Among the palliatives, she added, is the introduction of instalment payment, where students can spread their bills across a two-semester period in a 50-20-30 percentage system which doesn’t get in the way of balloting for accommodation.
“We took about 8,000 students in the first part of our admission. As of last week, over 5,600 had paid these fees. Quite a large number of returning students have also paid the fees. We already had a fair idea of the percentage of our students who are indigent. And we knew there would be more, with the increased fees,” said the vice-chancellor.
But there is still distrust in these palliative mechanisms, some of which undergraduates at the university say have been in existence and are notably unreliable.
Oni pointed out that the criteria with which a student is adjudged as indigent are not clearly defined.
“Everybody in UNILAG is indigent. If we aren’t, we would have patronised the private universities instead,” he argued.
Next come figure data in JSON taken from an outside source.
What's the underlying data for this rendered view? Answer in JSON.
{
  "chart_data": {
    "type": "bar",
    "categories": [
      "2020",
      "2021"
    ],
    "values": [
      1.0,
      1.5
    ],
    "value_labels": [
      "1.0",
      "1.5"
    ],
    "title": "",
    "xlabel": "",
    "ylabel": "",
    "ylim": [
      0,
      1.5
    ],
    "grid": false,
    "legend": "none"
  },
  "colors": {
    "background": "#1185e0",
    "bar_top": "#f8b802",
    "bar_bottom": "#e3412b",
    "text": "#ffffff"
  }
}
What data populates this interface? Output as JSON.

Kemi re-echoed this sentiment: “The VC pointed out that the measures are for ‘truly indigent’ students. That is a maliciously vague term.”
He said the measures are impractical and performative, soon to leave many students struggling to pay the hiked rates when all the noise dies down.
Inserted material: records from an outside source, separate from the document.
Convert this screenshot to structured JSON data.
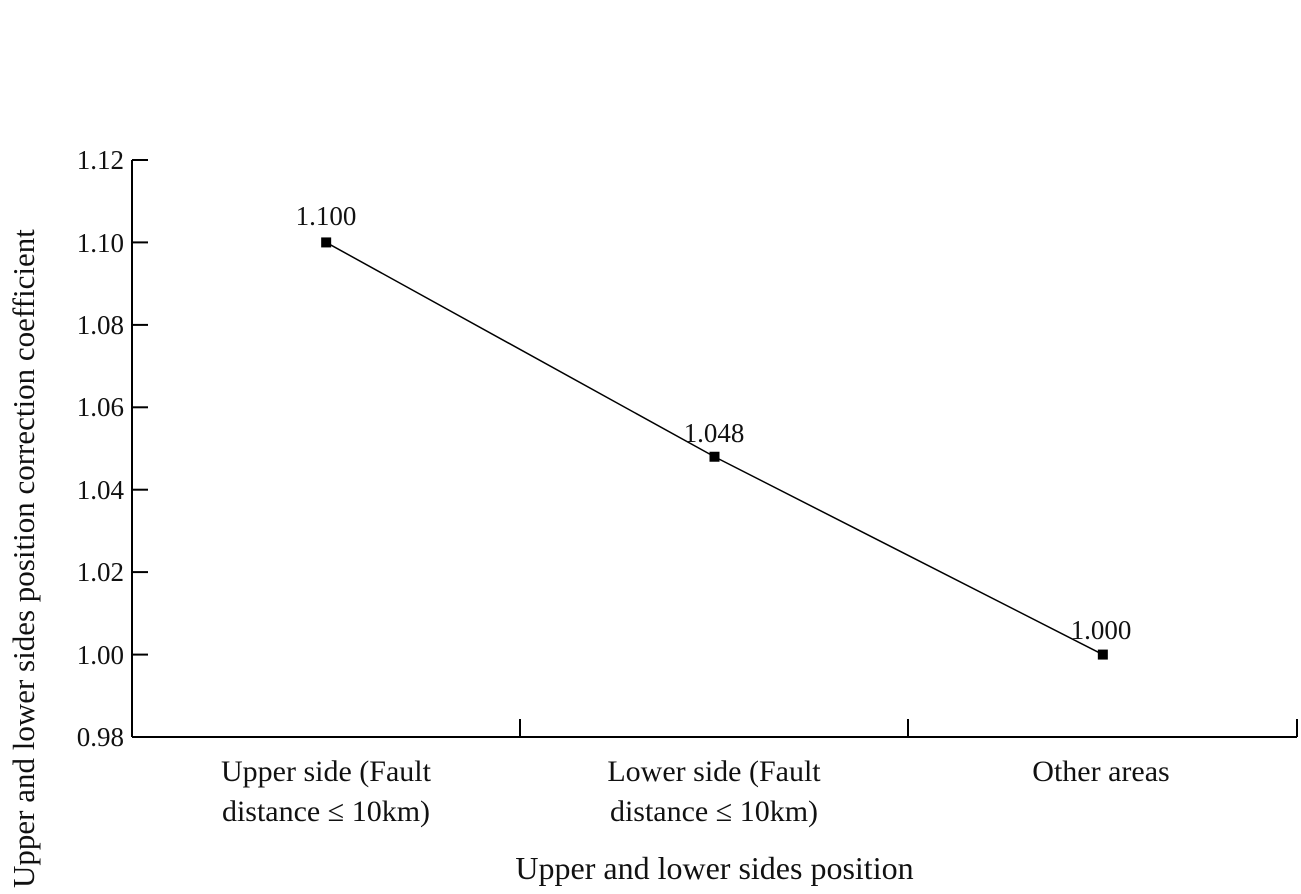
{
  "chart_data": {
    "type": "line",
    "title": "",
    "xlabel": "Upper and lower sides position",
    "ylabel": "Upper and lower sides position correction coefficient",
    "categories": [
      "Upper side (Fault distance ≤ 10km)",
      "Lower side (Fault distance ≤ 10km)",
      "Other areas"
    ],
    "series": [
      {
        "name": "Correction coefficient",
        "values": [
          1.1,
          1.048,
          1.0
        ],
        "marker": "square",
        "color": "#000000"
      }
    ],
    "data_labels": [
      "1.100",
      "1.048",
      "1.000"
    ],
    "ylim": [
      0.98,
      1.12
    ],
    "yticks": [
      "0.98",
      "1.00",
      "1.02",
      "1.04",
      "1.06",
      "1.08",
      "1.10",
      "1.12"
    ],
    "grid": false,
    "legend": null
  },
  "categories_lines": [
    [
      "Upper side (Fault",
      "distance ≤ 10km)"
    ],
    [
      "Lower side (Fault",
      "distance ≤ 10km)"
    ],
    [
      "Other areas",
      ""
    ]
  ]
}
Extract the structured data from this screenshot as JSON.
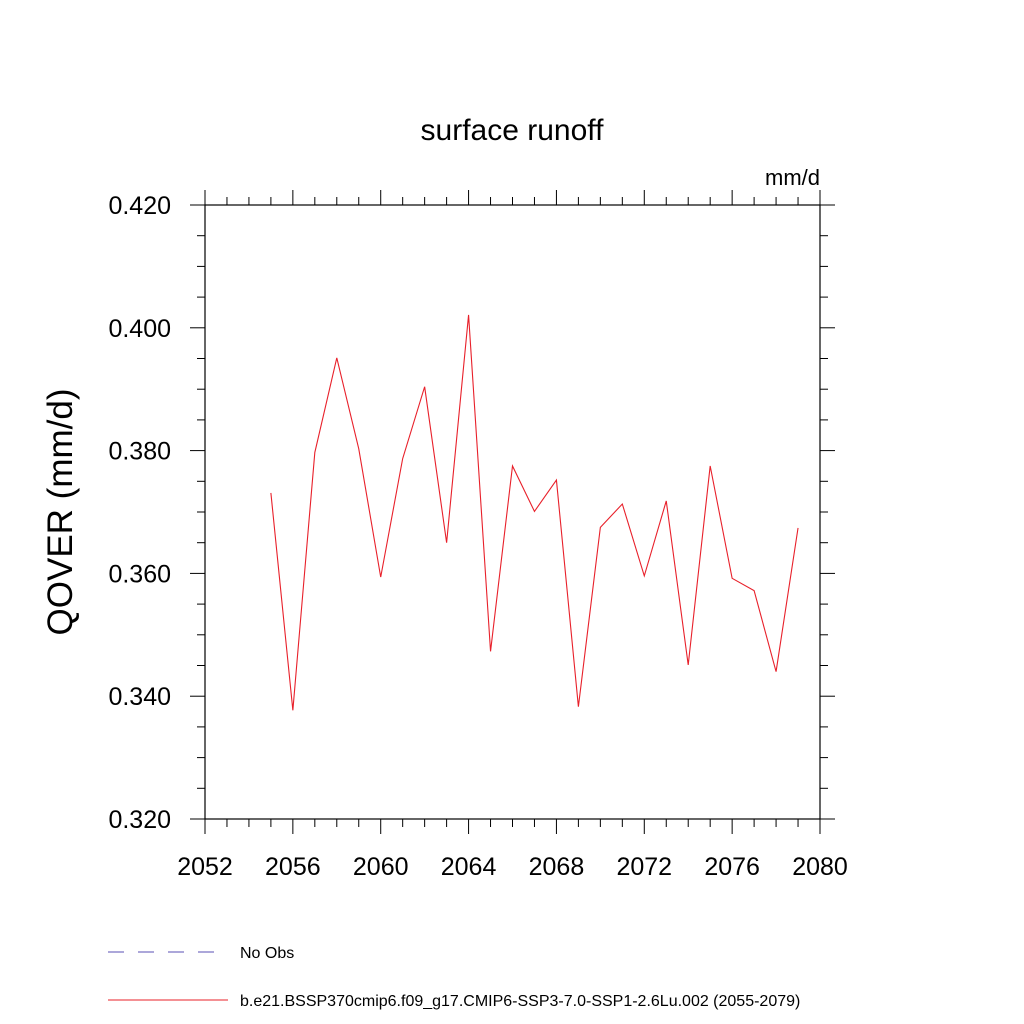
{
  "chart_data": {
    "type": "line",
    "title": "surface runoff",
    "units_label": "mm/d",
    "ylabel": "QOVER  (mm/d)",
    "xlabel": "",
    "xlim": [
      2052,
      2080
    ],
    "ylim": [
      0.32,
      0.42
    ],
    "xticks": [
      2052,
      2056,
      2060,
      2064,
      2068,
      2072,
      2076,
      2080
    ],
    "xtick_labels": [
      "2052",
      "2056",
      "2060",
      "2064",
      "2068",
      "2072",
      "2076",
      "2080"
    ],
    "xminor_step": 1,
    "yticks": [
      0.32,
      0.34,
      0.36,
      0.38,
      0.4,
      0.42
    ],
    "ytick_labels": [
      "0.320",
      "0.340",
      "0.360",
      "0.380",
      "0.400",
      "0.420"
    ],
    "yminor_step": 0.005,
    "grid": false,
    "legend_position": "bottom",
    "series": [
      {
        "name": "b.e21.BSSP370cmip6.f09_g17.CMIP6-SSP3-7.0-SSP1-2.6Lu.002 (2055-2079)",
        "color": "#e8202a",
        "style": "solid",
        "x": [
          2055,
          2056,
          2057,
          2058,
          2059,
          2060,
          2061,
          2062,
          2063,
          2064,
          2065,
          2066,
          2067,
          2068,
          2069,
          2070,
          2071,
          2072,
          2073,
          2074,
          2075,
          2076,
          2077,
          2078,
          2079
        ],
        "y": [
          0.3731,
          0.3377,
          0.3797,
          0.3951,
          0.3803,
          0.3594,
          0.3787,
          0.3904,
          0.365,
          0.4021,
          0.3473,
          0.3775,
          0.3701,
          0.3752,
          0.3383,
          0.3675,
          0.3713,
          0.3596,
          0.3718,
          0.3451,
          0.3775,
          0.3592,
          0.3572,
          0.344,
          0.3674
        ]
      }
    ],
    "legend": [
      {
        "label": "No Obs",
        "color": "#5a4fb5",
        "style": "dashed"
      },
      {
        "label": "b.e21.BSSP370cmip6.f09_g17.CMIP6-SSP3-7.0-SSP1-2.6Lu.002 (2055-2079)",
        "color": "#e8202a",
        "style": "solid"
      }
    ]
  }
}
The federal government created a student loan fund to be serviced by 1% of Nigeria Customs Service (NCS) revenue, Nigeria Immigration Service (NIS), Federal Inland Revenue Service (FIRS), and 1% of oil profits.
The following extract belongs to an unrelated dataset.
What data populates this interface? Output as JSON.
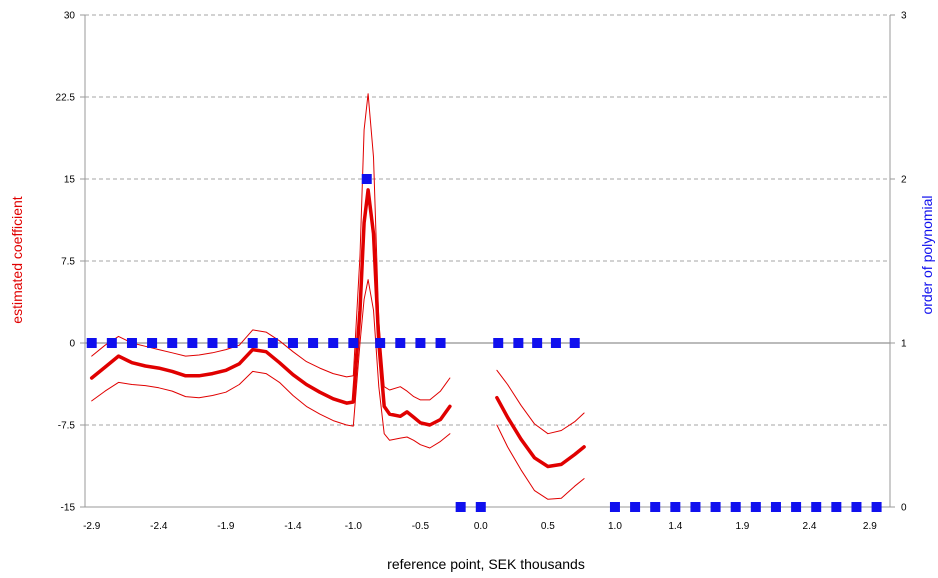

To be eligible, a borrower’s family’s income must be below ₦500,000 per year. A civil servant with 12 or more years in service and a lawyer of at least 10 years post-call must also stand as guarantors. But many students think the requirement is a lot.
PROTEST TO CONTINUE AMID VARSITY-STUDENT IMPASSE
Femi Adeyeye, a student in his fifth year, said he is among the undergraduates considering dropping out due to the fee hike at the University of Lagos. For him, leading the protest was not subject to choice.
“If the university is tagged tuition-free and we are paying over ₦215,000, how much will be our bill when the tuition is later added?” Adeyeye asked.
He said the university convened a two-hour meeting on August 2 with a 10-person delegation comprising students.
The student delegates, it is understood, argued that the new rates are “impractical” and decided on without negotiation with students and their parents. The students recommended that a joint committee representing all stakeholders be set up to evaluate the university’s finances and the extent to which there should be an increment.
Adeyeye said a committee of students did a survey and found out that 93% of the students at the University of Lagos will not be able to pay the new rates. He said a percentage of them are also on the verge of dropping out.
“Lecturers could also lose their jobs,” he added. “Imagine if a lecturer teaching 100 students suddenly has to handle only half of that because 50 dropped out. Some of our lectures will be given more courses to handle while others will be laid off.”
Adeyeye said the management was meant to reach out to the delegation after two weeks of the meeting but did not.
“The university continued to up other fees like accommodation from ₦45,000 to ₦120,000 at the College of Medicine. At the Akoka campus, it is from ₦80,000 to ₦420,000. It was a total disregard to what we agreed on at the meeting,” he said.
Adeyeye was among the nine students arrested during the September 6 protest.
“The police harassed students, beat them up, tear-gassed us. We later found ourselves at the state criminal investigation department in Panti,” he said.
Backed by the National Association of Nigerian Students, the undergraduates are considering a comeback protest for September 13.
“Students are charged up right now because it is either you fight or you drop out of school,” Adeyeye said.
For Ogunsola, as the varsity’s administrator, the decision to raise fees is one that only a federal directive can reverse.
“The poor deserve quality education, but we can’t achieve that with what we were charging before,” the VC insisted at the media briefing.
“We’d have loved to keep the fees where they are but it is about the survival of our university system.”